The three-member appeals court panel, which was split in its ruling, said Insite is a health facility and falls under provincial and not federal Canadian jurisdiction.

“Like palliative care, it is a form of harm reduction with benefits for both the patient and the community,” said Justice Carol Huddart in the split decision. “The lure of safe injection gets those addicts into Insite so health care may be delivered.”

The Canadian government had no immediate comment on the decision or any possible appeal to the Supreme Court of Canada.

Insite spokesman Mark Townsend said the ruling means “chronic addiction is not a death sentence.”

Insite sits in the middle of Vancouver’s notoriously squalid Downtown Eastside, a neighborhood riddled with addicts, prostitutes and people carrying conditions such as HIV-AIDS and hepatitis C.

Insite opened in September 2003 under the approval of the former federal Liberal Party government. That approval made it exempt from drug possession and trafficking laws.

Dr. Julio Montaner, director of the B.C. Centre for Excellence in HIV-AIDS, said the decision sends a clear message that Prime Minister Stephen Harper should abandon “his draconian, ideologically motivated public health policy-making.”

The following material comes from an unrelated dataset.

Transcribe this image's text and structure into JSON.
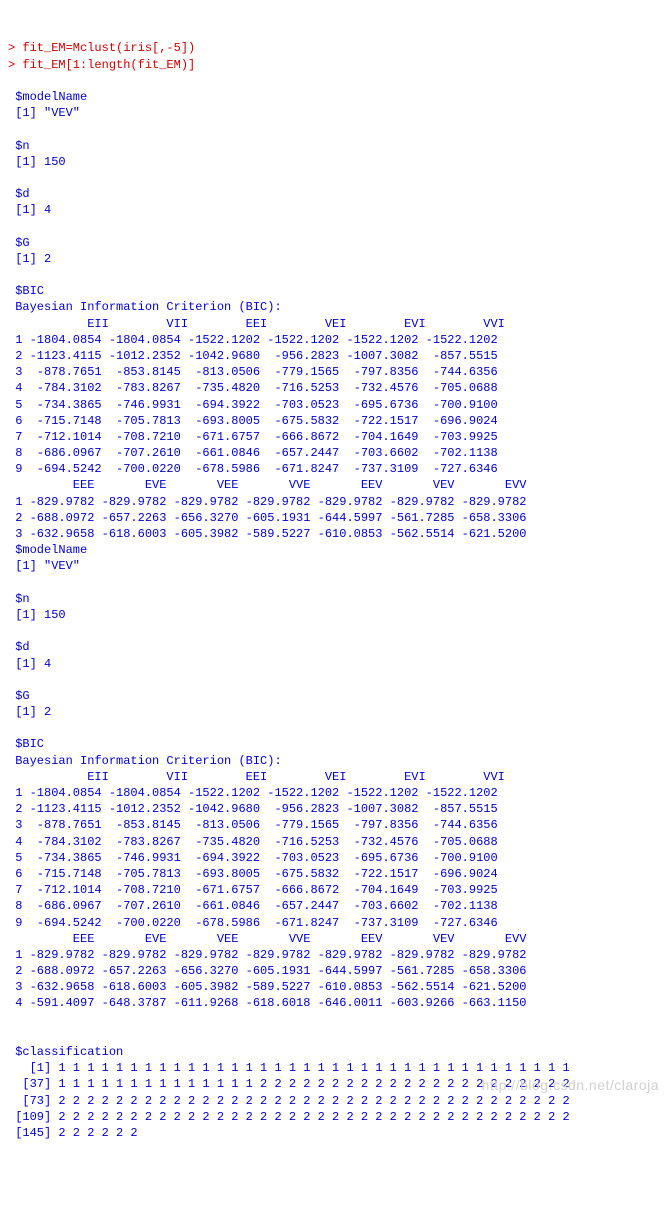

Montaner, who is also president of the International AIDS Society, said he has had discussions with officials in Montreal, Toronto, Victoria, B.C., and San Francisco about opening clinics modeled after Insite.

“There is tremendous interest in a number of cities around the world based on the fact that not only have we piloted this initiative but the supervised injection site is the best studied in the world,” he said.

Insite supervises about 500 injections a day. Addicts shoot up at 12 booths with mirrors on the walls so nurses on a raised platform can see them.

There have been about 1,200 overdoes since Insite opened. No one has died.